Get Moving! Easy Exercises at Home!

Although you may be in pain or experiencing discomfort, keeping yourself moving and getting exercise can be one of the best medicines for joint stiffness with PsA. It is important to talk to your healthcare provider to see if exercise can be beneficial for you, and what kind of movements you can perform safely. Although it may hurt at times, moving your joints (both affected and unaffected with PsA) can reduce swelling and pain in the long run. If you have questions or concerns beyond what you have discussed with your rheumatologist or general practitioner, you can also reach out to other movement specialists, such as physiotherapists, physical therapists, sports therapists, osteopaths, or chiropractors.

It can be so hard to get started with a safe and effective movement routine, especially when you are dealing with constant pain. So, we have compiled a list of simple movements and stretches that can count as therapeutic exercises (or exercises that are based on your exact needs) that can be done in a matter of minutes, and from home!

Fingers and Hands

  1. Support your forearms on a table and let your hands drape over the edge. Clasp your hands together and bend your wrist up and down. Repeat 5-10 times.
  2. Keep your elbow still and tucked at your side while resting your forearm palm-side down on the table. Take turns rotating your palm to face up and face back down, while keeping your elbow still. Repeat this exercise 10-15 times.
  3. Place your palm on a table and lift each finger one at a time off of the table as far as you can. Repeat this at least 5 times for each finger.

Neck and Back

  1. Sit up straight in a supportive chair with a back support. Tilt your head slowly towards one shoulder until the point where you can feel a stretch on the opposite side of your neck.  Hold this position for 5-10 seconds and then repeat on the other side.  Repeat this idea with a side to side motion (like shaking your head “no”).
  2. Sitting in a neutral position in the same chair, pull your chin in towards your neck until you feel a stretch in your neck and hold for a second or two. Repeat this 5-10 times.
  3. Lie on your back on your bed or the floor—whatever is comfiest! Place your hands on your stomach, keep your shoulders flat, and bend your knees with the bottoms of your feet resting on the floor. Roll your knees side to side. Once you roll them as far as you can to one side, hold them there for at least 5 seconds. Repeat this 10 times on each side.
  4. Staying on your back with your shoulders and bottoms of your feet down flat, rest your arms at your sides. Push through your heels to lift your lower back and bottom off of the ground and hold this for 5-10 seconds, making a “bridge” with your lower body. Repeat this at least 10 times.

Feet and Toes

  1. While still lying down, extend your legs out like you are lying in a straight-body position. Pull your feet up, then push them back down, holding at the end of each motion for a second or two. This will look like “flexing” and “pointing” your toes, so to speak. Repeat this 10 times for each foot.
  2. In the same straight-body position, try wiggling your toes for about 5-10 seconds at a time, then taking a pause. Repeat this at least 10 times.
  3. Still in the same position, rotate or roll your feet around one way, making 10 complete circles in the same direction. Repeat this for the opposite direction on the same foot, and then repeat the whole process for the other foot.

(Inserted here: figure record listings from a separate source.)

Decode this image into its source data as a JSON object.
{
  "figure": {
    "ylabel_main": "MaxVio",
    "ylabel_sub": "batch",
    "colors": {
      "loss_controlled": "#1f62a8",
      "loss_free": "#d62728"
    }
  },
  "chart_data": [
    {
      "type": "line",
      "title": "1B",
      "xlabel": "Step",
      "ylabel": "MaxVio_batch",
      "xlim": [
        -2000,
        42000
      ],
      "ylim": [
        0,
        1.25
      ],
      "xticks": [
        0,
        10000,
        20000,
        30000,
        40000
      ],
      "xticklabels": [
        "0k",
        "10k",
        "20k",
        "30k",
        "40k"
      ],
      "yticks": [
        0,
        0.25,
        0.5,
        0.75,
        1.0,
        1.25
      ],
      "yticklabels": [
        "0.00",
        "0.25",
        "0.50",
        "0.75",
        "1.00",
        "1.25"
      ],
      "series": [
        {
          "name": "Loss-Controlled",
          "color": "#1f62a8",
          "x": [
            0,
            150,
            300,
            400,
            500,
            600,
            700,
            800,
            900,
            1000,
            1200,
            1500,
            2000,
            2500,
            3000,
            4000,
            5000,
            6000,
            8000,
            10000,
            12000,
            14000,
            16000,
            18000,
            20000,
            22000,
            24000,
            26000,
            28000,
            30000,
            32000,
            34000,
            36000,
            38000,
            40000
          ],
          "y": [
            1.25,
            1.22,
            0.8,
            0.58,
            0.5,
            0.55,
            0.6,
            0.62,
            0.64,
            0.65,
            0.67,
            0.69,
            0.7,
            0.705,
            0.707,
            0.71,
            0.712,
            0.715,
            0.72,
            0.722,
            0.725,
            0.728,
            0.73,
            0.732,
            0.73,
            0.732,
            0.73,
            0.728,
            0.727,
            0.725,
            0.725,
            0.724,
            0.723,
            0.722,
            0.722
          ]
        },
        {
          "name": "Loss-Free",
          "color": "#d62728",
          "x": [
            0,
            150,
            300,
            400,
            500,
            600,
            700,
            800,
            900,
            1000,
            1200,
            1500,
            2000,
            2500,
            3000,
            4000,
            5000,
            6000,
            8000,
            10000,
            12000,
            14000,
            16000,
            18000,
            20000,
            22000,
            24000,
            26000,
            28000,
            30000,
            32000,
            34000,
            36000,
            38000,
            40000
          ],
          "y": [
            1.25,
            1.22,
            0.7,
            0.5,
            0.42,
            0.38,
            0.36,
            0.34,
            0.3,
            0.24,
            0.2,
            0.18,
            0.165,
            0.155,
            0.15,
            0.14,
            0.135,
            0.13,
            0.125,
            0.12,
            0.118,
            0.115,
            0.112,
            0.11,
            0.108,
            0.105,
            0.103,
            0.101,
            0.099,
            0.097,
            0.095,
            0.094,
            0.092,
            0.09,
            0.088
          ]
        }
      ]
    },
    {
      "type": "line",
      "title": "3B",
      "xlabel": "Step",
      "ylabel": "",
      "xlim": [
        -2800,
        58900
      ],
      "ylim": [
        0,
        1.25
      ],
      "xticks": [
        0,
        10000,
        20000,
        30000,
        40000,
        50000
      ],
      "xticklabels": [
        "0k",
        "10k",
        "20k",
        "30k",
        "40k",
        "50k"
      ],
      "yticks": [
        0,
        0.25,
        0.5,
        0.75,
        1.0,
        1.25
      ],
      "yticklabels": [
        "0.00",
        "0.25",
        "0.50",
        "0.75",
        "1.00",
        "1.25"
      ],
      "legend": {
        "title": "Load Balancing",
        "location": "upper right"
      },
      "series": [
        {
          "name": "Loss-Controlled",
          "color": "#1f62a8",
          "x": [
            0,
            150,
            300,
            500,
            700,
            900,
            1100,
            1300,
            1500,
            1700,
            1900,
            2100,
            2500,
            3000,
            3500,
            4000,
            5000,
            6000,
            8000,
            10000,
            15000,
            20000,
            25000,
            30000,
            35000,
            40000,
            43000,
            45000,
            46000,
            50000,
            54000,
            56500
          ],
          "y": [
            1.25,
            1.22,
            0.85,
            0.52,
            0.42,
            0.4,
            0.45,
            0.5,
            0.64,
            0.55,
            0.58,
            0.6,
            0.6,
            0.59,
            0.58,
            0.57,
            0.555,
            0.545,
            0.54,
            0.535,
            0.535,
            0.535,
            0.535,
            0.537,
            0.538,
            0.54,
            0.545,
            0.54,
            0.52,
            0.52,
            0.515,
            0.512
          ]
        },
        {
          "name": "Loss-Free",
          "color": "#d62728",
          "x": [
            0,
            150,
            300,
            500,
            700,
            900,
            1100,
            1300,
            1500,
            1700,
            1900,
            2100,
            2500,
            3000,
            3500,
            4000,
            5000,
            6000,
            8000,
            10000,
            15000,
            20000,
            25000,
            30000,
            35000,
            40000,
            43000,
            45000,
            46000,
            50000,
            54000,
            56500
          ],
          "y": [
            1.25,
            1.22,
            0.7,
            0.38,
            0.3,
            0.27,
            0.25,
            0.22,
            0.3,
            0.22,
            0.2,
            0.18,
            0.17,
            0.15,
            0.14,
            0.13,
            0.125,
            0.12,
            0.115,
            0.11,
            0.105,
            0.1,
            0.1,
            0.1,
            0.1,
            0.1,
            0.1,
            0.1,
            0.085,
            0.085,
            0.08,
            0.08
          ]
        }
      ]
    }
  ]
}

As always, be careful when completing any exercise on your own, and check in with your healthcare team to determine what your true limits are. Although it may be very hard at first, these exercises are great, simple examples of things you can do without even straying far from your bed! It will take time, but eventually, you will be able to increase repetitions and the number of times you partake in these types of movements throughout the day. Just remember to start small!